Second Thoughts Game #99: Twins 2, Indians 1
Following a disappointing series in Minnesota to start the "second half" of the season, the Indians traveled far west for a three-game set with the Mariners. As was the case in the two losses against the Twins, the team pitched well enough to win, but the offense just couldn't do enough to make it stand up.
Status quo Ubaldo
If you've seen one Ubaldo Jimenez start this season, you've essentially seen them all. Frankly, I could have pre-written this assessment, but I didn't think Tony would appreciate that much.
This is what we know about the 2013 Jimenez. He strikes out many hitters, walks many hitters (and thus, throws a lot of pitches) and doesn't give up many hits, though he is susceptible to letting them go out of the ballpark when he does (almost exclusively the solo variety, however). Monday's affair featured more of the same.

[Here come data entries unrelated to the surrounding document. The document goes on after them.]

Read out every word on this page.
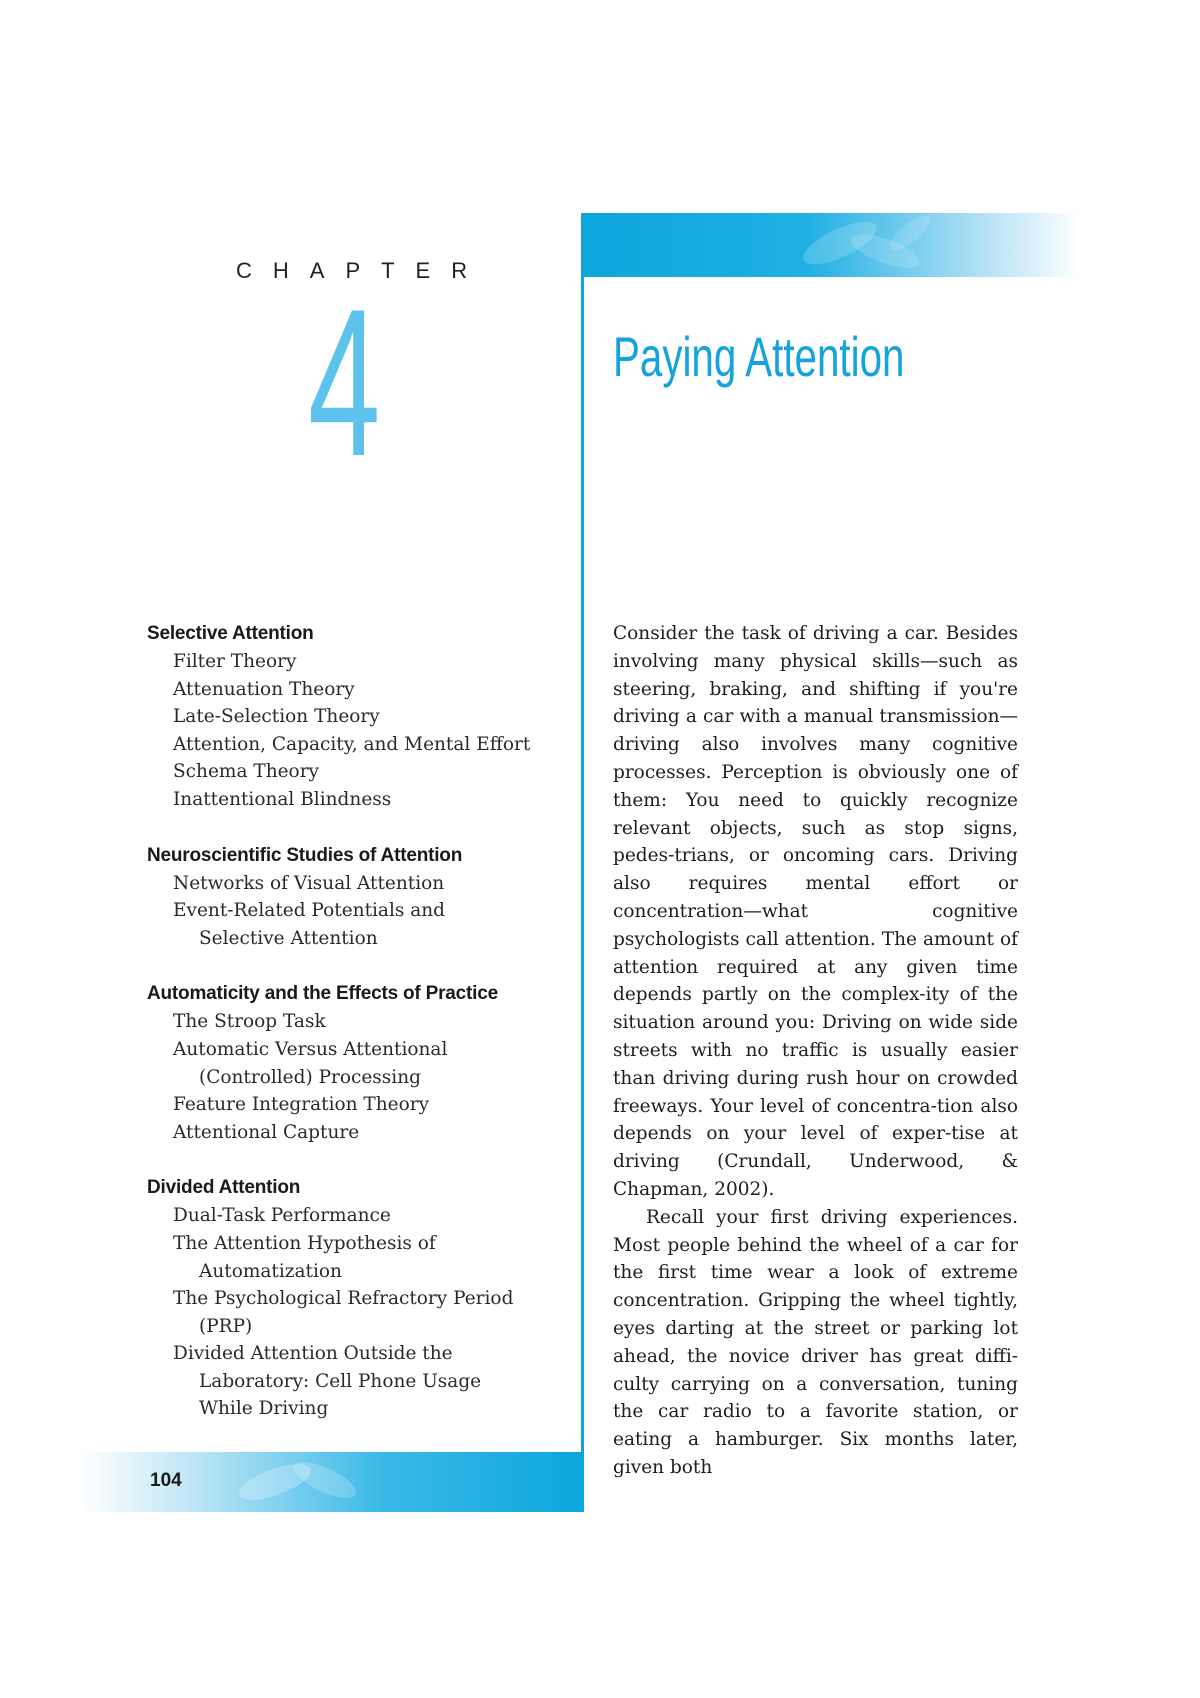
CHAPTER
4	Paying Attention
104
Selective Attention
Filter Theory
Attenuation Theory
Late-Selection Theory
Attention, Capacity, and Mental Effort
Schema Theory
Inattentional Blindness
Neuroscientific Studies of Attention
Networks of Visual Attention
Event-Related Potentials and
Selective Attention
Automaticity and the Effects of Practice
The Stroop Task
Automatic Versus Attentional
(Controlled) Processing
Feature Integration Theory
Attentional Capture
Divided Attention
Dual-Task Performance
The Attention Hypothesis of
Automatization
The Psychological Refractory Period
(PRP)
Divided Attention Outside the
Laboratory: Cell Phone Usage
While Driving

Consider the task of driving a car. Besides involving many physical skills—such as steering, braking, and shifting if you're driving a car with a manual transmission—driving also involves many cognitive processes. Perception is obviously one of them: You need to quickly recognize relevant objects, such as stop signs, pedes-trians, or oncoming cars. Driving also requires mental effort or concentration—what cognitive psychologists call attention. The amount of attention required at any given time depends partly on the complex-ity of the situation around you: Driving on wide side streets with no traffic is usually easier than driving during rush hour on crowded freeways. Your level of concentra-tion also depends on your level of exper-tise at driving (Crundall, Underwood, & Chapman, 2002).

Recall your first driving experiences. Most people behind the wheel of a car for the first time wear a look of extreme concentration. Gripping the wheel tightly, eyes darting at the street or parking lot ahead, the novice driver has great diffi-culty carrying on a conversation, tuning the car radio to a favorite station, or eating a hamburger. Six months later, given both
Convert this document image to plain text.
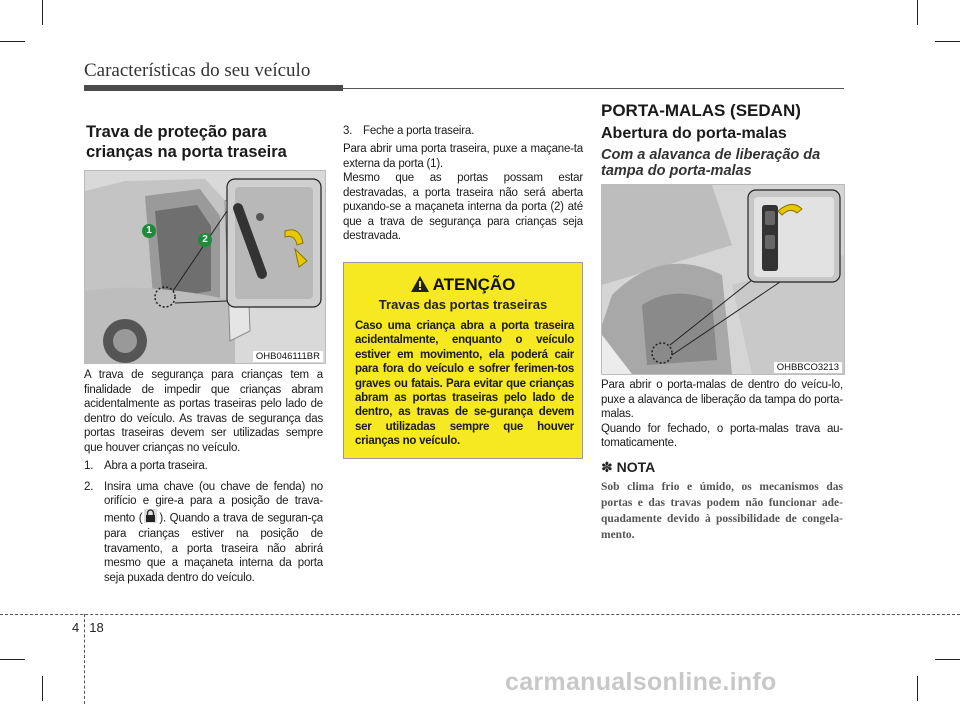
Características do seu veículo
Trava de proteção para crianças na porta traseira
1
2
OHB046111BR
A trava de segurança para crianças tem a finalidade de impedir que crianças abram acidentalmente as portas traseiras pelo lado de dentro do veículo. As travas de segurança das portas traseiras devem ser utilizadas sempre que houver crianças no veículo.
1. Abra a porta traseira.
2. Insira uma chave (ou chave de fenda) no orifício e gire-a para a posição de trava-mento ( ). Quando a trava de seguran-ça para crianças estiver na posição de travamento, a porta traseira não abrirá mesmo que a maçaneta interna da porta seja puxada dentro do veículo.
3. Feche a porta traseira.
Para abrir uma porta traseira, puxe a maçane-ta externa da porta (1).
Mesmo que as portas possam estar destravadas, a porta traseira não será aberta puxando-se a maçaneta interna da porta (2) até que a trava de segurança para crianças seja destravada.
ATENÇÃO
Travas das portas traseiras
Caso uma criança abra a porta traseira acidentalmente, enquanto o veículo estiver em movimento, ela poderá cair para fora do veículo e sofrer ferimen-tos graves ou fatais. Para evitar que crianças abram as portas traseiras pelo lado de dentro, as travas de se-gurança devem ser utilizadas sempre que houver crianças no veículo.
PORTA-MALAS (SEDAN)
Abertura do porta-malas
Com a alavanca de liberação da tampa do porta-malas
OHBBCO3213
Para abrir o porta-malas de dentro do veícu-lo, puxe a alavanca de liberação da tampa do porta-malas.
Quando for fechado, o porta-malas trava au-tomaticamente.
✽ NOTA
Sob clima frio e úmido, os mecanismos das portas e das travas podem não funcionar ade-quadamente devido à possibilidade de congela-mento.
4 18
carmanualsonline.info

He labored, and a lot of his 110 pitches were made under duress. He allowed nine baserunners (five hits and four walks), but there wasn't a run manufactured against him. Mostly by executing his breaking pitches, Jimenez has managed to make a living out of escaping traffic and keeping the Indians in games this season.

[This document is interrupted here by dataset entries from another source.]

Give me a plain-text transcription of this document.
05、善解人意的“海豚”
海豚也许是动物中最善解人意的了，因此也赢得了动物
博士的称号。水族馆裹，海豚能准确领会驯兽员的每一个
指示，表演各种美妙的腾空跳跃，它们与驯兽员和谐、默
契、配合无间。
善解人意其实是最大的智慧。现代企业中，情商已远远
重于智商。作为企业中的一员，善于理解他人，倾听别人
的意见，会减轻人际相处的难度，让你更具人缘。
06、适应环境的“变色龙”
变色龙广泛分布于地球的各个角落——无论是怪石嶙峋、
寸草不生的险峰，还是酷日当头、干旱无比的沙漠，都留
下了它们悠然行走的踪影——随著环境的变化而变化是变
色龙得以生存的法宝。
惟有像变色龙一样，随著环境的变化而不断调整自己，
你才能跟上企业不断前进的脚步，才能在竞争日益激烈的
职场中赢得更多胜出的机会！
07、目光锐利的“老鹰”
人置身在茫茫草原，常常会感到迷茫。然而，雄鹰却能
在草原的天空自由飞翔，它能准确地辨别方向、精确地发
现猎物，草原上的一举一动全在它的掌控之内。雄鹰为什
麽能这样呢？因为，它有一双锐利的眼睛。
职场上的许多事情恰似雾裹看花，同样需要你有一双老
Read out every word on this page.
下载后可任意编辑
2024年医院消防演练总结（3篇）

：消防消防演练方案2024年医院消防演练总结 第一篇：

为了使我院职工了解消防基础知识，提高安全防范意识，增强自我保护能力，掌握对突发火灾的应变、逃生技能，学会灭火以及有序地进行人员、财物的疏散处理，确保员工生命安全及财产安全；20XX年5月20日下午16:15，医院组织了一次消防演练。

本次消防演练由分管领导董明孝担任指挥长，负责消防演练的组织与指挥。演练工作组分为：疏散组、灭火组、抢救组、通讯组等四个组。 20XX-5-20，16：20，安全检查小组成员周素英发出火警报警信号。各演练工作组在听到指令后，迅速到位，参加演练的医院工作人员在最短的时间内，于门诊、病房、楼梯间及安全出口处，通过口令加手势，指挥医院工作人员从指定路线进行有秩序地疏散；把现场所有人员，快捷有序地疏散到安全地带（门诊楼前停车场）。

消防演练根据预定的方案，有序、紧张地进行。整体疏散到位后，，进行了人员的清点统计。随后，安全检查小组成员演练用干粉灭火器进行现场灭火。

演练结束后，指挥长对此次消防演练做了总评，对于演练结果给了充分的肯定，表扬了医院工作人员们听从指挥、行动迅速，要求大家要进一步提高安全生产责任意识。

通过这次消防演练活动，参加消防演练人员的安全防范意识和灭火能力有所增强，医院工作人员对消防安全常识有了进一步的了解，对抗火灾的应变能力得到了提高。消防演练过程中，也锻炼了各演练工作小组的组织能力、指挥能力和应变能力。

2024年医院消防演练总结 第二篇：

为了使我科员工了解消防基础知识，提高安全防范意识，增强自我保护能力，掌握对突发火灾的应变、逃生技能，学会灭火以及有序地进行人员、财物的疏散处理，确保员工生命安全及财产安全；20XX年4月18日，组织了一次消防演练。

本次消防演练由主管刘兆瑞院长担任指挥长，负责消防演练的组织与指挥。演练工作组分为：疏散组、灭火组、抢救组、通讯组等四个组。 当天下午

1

Both runs came via solo homers. He missed twice, once with a splitter to Kendry Morales and once with an 0-2 fastball to Mike Zunino, and unfortunately, those two mistakes put he and the team on the wrong end of this game.
Since April 29th, Jimenez has allowed 33 runs in 87.1 innings (3.40 earned run average). While he has averaged less than six innings over those 16 starts, it is difficult to be disappointed by what he has offered the Indians to this point. When you consider his first year and a half with the Indians, it has been a downright revelation.
A Swisher switch
Looking to shake something loose from either of his two most consistent and proven hitters that have underperformed so far this season, Terry Francona decided to swap Asdrubal Cabrera and Nick Swisher in the lineup.

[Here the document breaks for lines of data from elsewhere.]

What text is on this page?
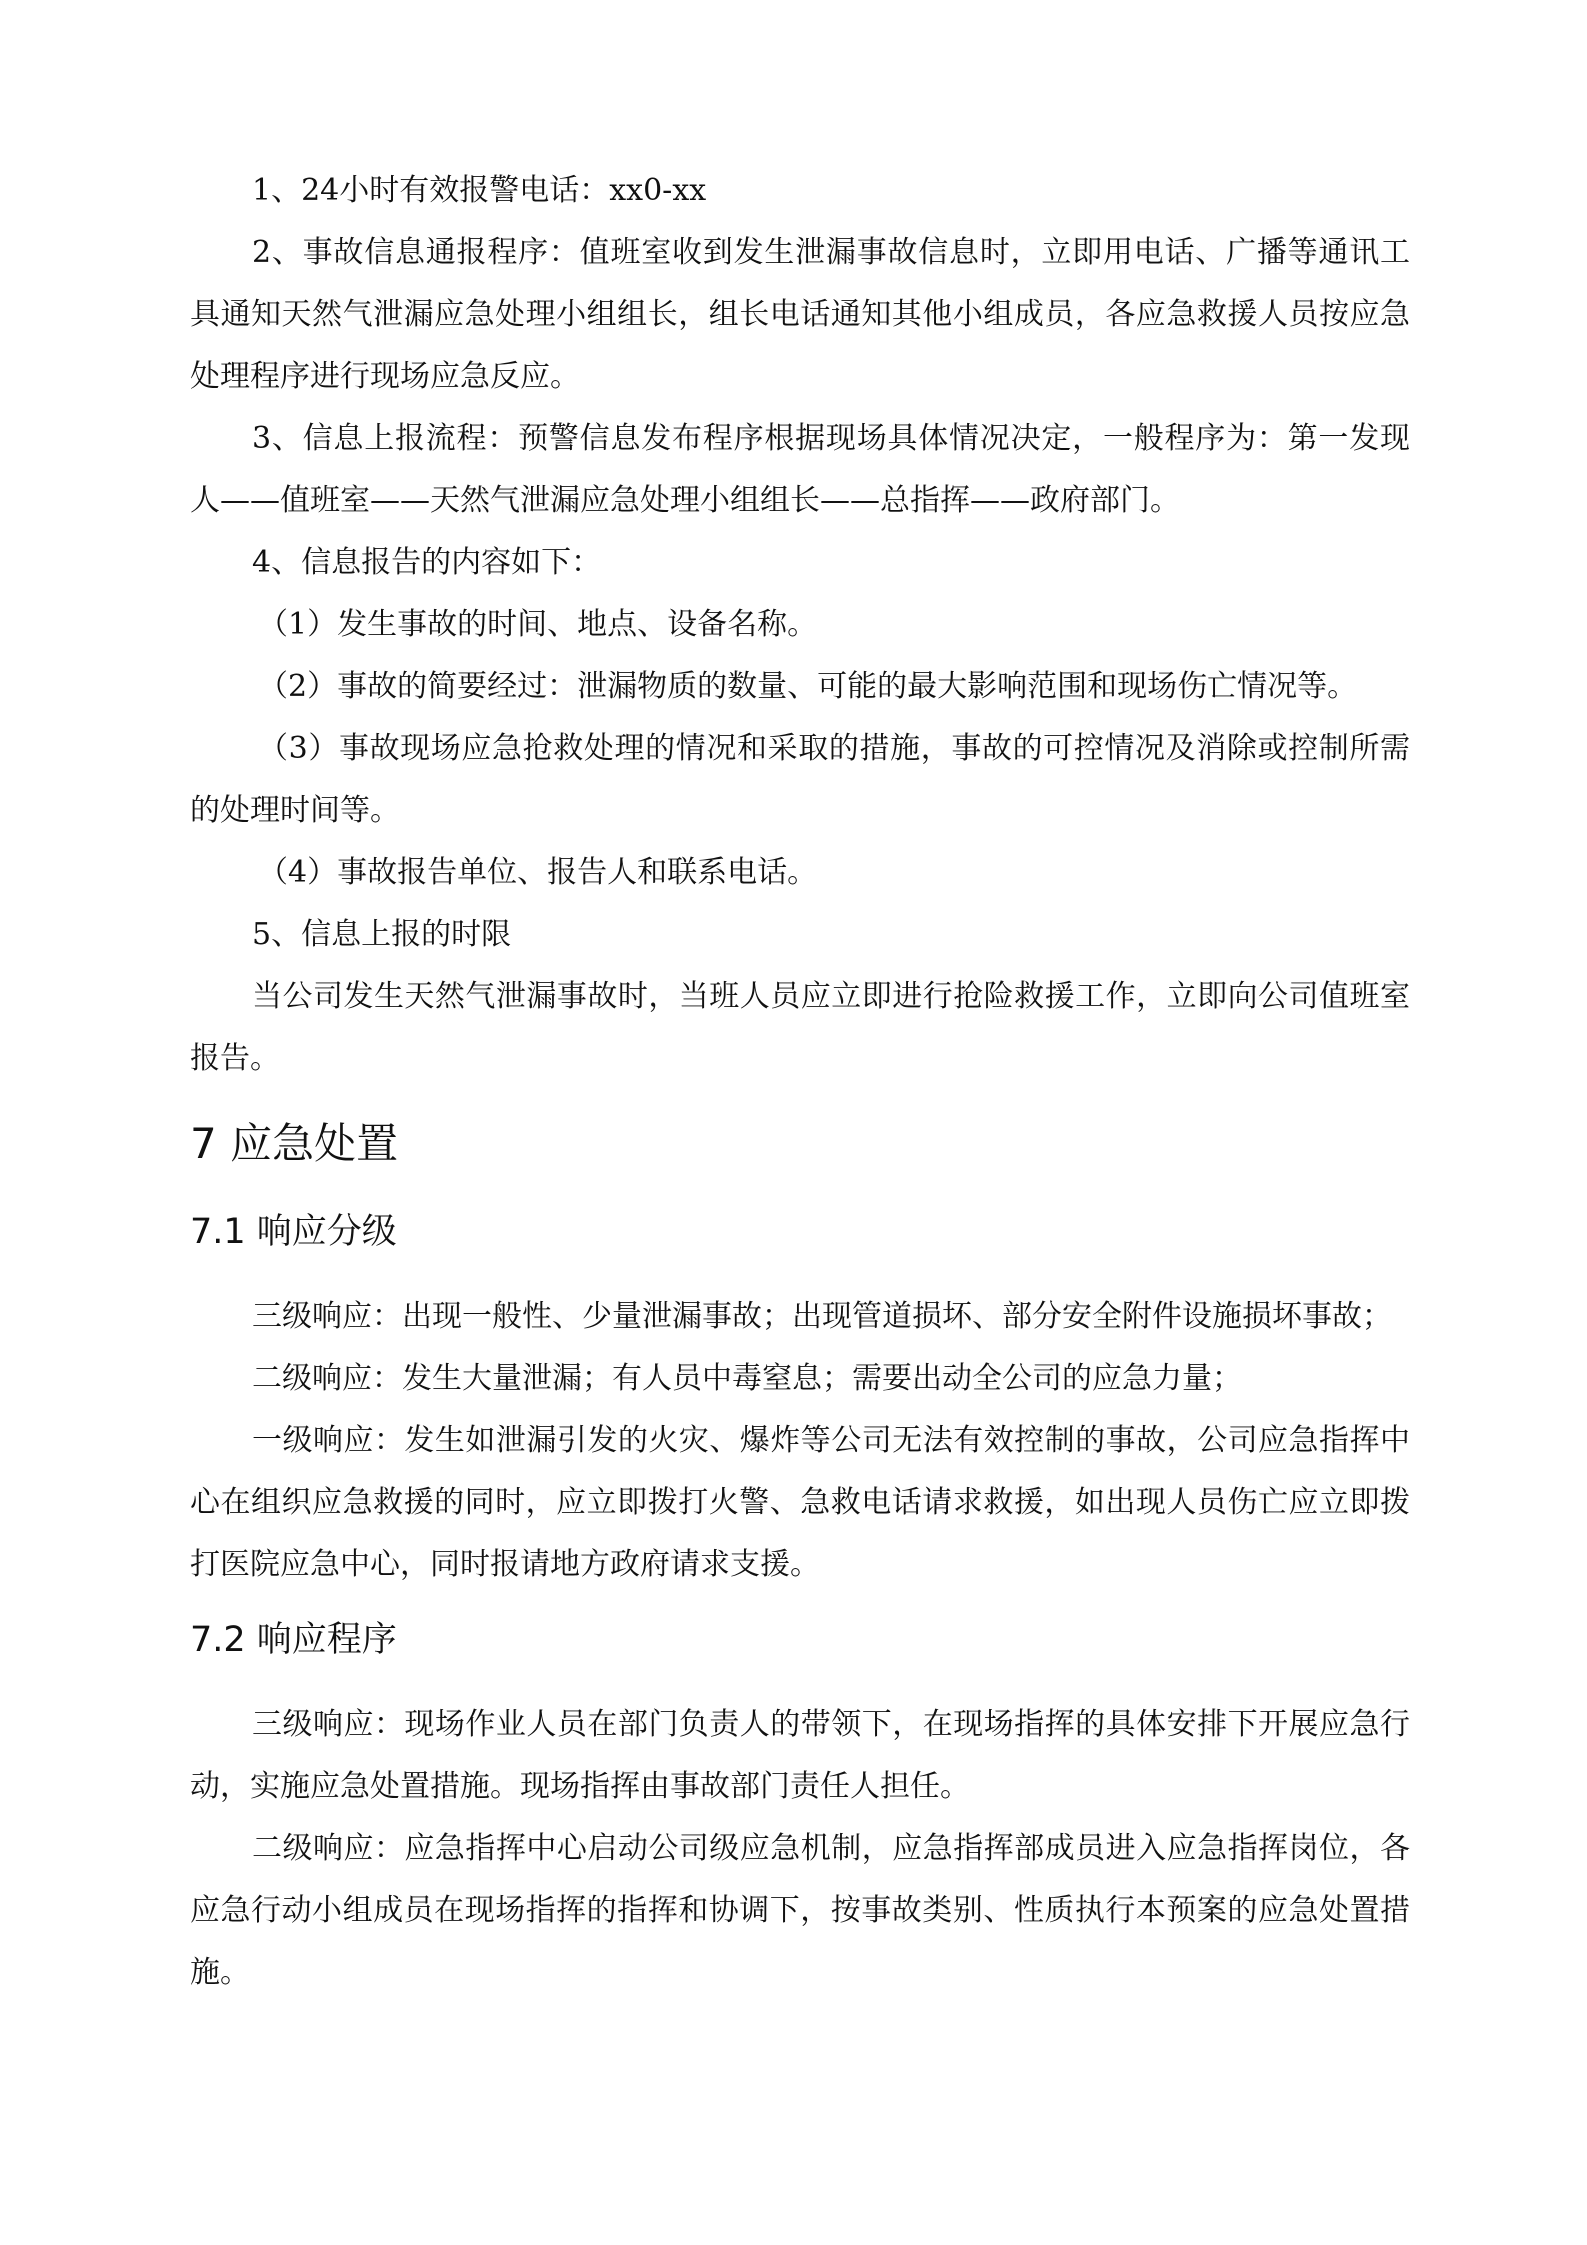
1、24小时有效报警电话：xx0-xx

2、事故信息通报程序：值班室收到发生泄漏事故信息时，立即用电话、广播等通讯工具通知天然气泄漏应急处理小组组长，组长电话通知其他小组成员，各应急救援人员按应急处理程序进行现场应急反应。

3、信息上报流程：预警信息发布程序根据现场具体情况决定，一般程序为：第一发现人——值班室——天然气泄漏应急处理小组组长——总指挥——政府部门。

4、信息报告的内容如下：

（1）发生事故的时间、地点、设备名称。

（2）事故的简要经过：泄漏物质的数量、可能的最大影响范围和现场伤亡情况等。

（3）事故现场应急抢救处理的情况和采取的措施，事故的可控情况及消除或控制所需的处理时间等。

（4）事故报告单位、报告人和联系电话。

5、信息上报的时限

当公司发生天然气泄漏事故时，当班人员应立即进行抢险救援工作，立即向公司值班室报告。

7 应急处置
7.1 响应分级

三级响应：出现一般性、少量泄漏事故；出现管道损坏、部分安全附件设施损坏事故；

二级响应：发生大量泄漏；有人员中毒窒息；需要出动全公司的应急力量；

一级响应：发生如泄漏引发的火灾、爆炸等公司无法有效控制的事故，公司应急指挥中心在组织应急救援的同时，应立即拨打火警、急救电话请求救援，如出现人员伤亡应立即拨打医院应急中心，同时报请地方政府请求支援。

7.2 响应程序

三级响应：现场作业人员在部门负责人的带领下，在现场指挥的具体安排下开展应急行动，实施应急处置措施。现场指挥由事故部门责任人担任。

二级响应：应急指挥中心启动公司级应急机制，应急指挥部成员进入应急指挥岗位，各应急行动小组成员在现场指挥的指挥和协调下，按事故类别、性质执行本预案的应急处置措施。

The move seemed to have an instant impact on Swisher, as he homered for the first time since July 6th in his first at-bat as the number two hitter. He went on to add a well-placed bloop single in his next at-bat.
The home run was just his 10th of the year, and while he has still managed to get on base, it has been his power that has been missing so far as an Indian. Never in his career as a full-time player (all but his rookie campaign) has he had less than 53 extra-base hits in a season. As it stands, he is at 27 and on pace for 44 with 63 games left. The shoulder injury that put him on the disabled list will leave him short of his ~149 game per season pace over that span, but it has clearly affected more than that.
The rest of the offense falters, but it is not broken
You always wonder how the All-Star break can affect teams, particularly when one is playing well going into it. So far, the time off seems to have taken a toll on the Indians' offense.
Obviously, one run isn't going to cut it often. The lineup managed just five hits, and none of them came with runners in scoring position (0-for-7). In the first four games since a four-day vacation, they have just 12 runs and 23 hits, seven and nine of which came in Sunday's finale against the Twins.
As the trade deadline nears, many have expressed serious concern about the team's sticks, and a desire to add one (or more). Despite this slow start, I am not one of them.
On the season, the Indians rank fifth in all of baseball in runs scored. And even if you look at more recently, there are second (behind only these Mariners) over the last 30 days. Beyond that, they are among the best in just about every offensive category that really matters: top-10 in on-base, slugging, weighted on-base average, weighted runs created-plus, etc. All of those rankings don't include last night's game, but the point still stands that they seem to be just fine in the grand scheme of things.
Keep in mind that those things are true, all while Swisher and Cabrera haven't lived up to their billings, Carlos Santanawas down in the middle months and Mark Reynolds has fallen off a proverbial cliff. Adding a hitter likely wouldn't hurt, but I don't think it is quite a big-picture need just because of a few duds lately.
Up next: Game two of three in Seattle. The Indians will send Zach McAllister to the mound for the first time in nearly two months. Luckily, they will miss the Mariners' two best starters (Felix Hernandez and Hisashi Iwakuma) in this series.
There are two LH run producers in Kipnis and Brantley who do their job. Santana is a good hittter but does not really produce runs the way the Indians need in cleanup. Swisher and Cabrera are decent complementary players who could fit in the two or six hole but not a big run producer even when completely healthy which they are not. That leaves Stubbs and the bench bats which are all good enough but not run producers to rely upon.
This is not a bad team but it is not a great one. It doesn't really have a pitching stud or a RH hitting stud either. They could easily get by with current RPs if they had those and a LH RP the team could rely upon. The starters are adequate, including Ubaldo. They are doing well for a VERY small market team with no money from attendance. Expecting more is not realistic.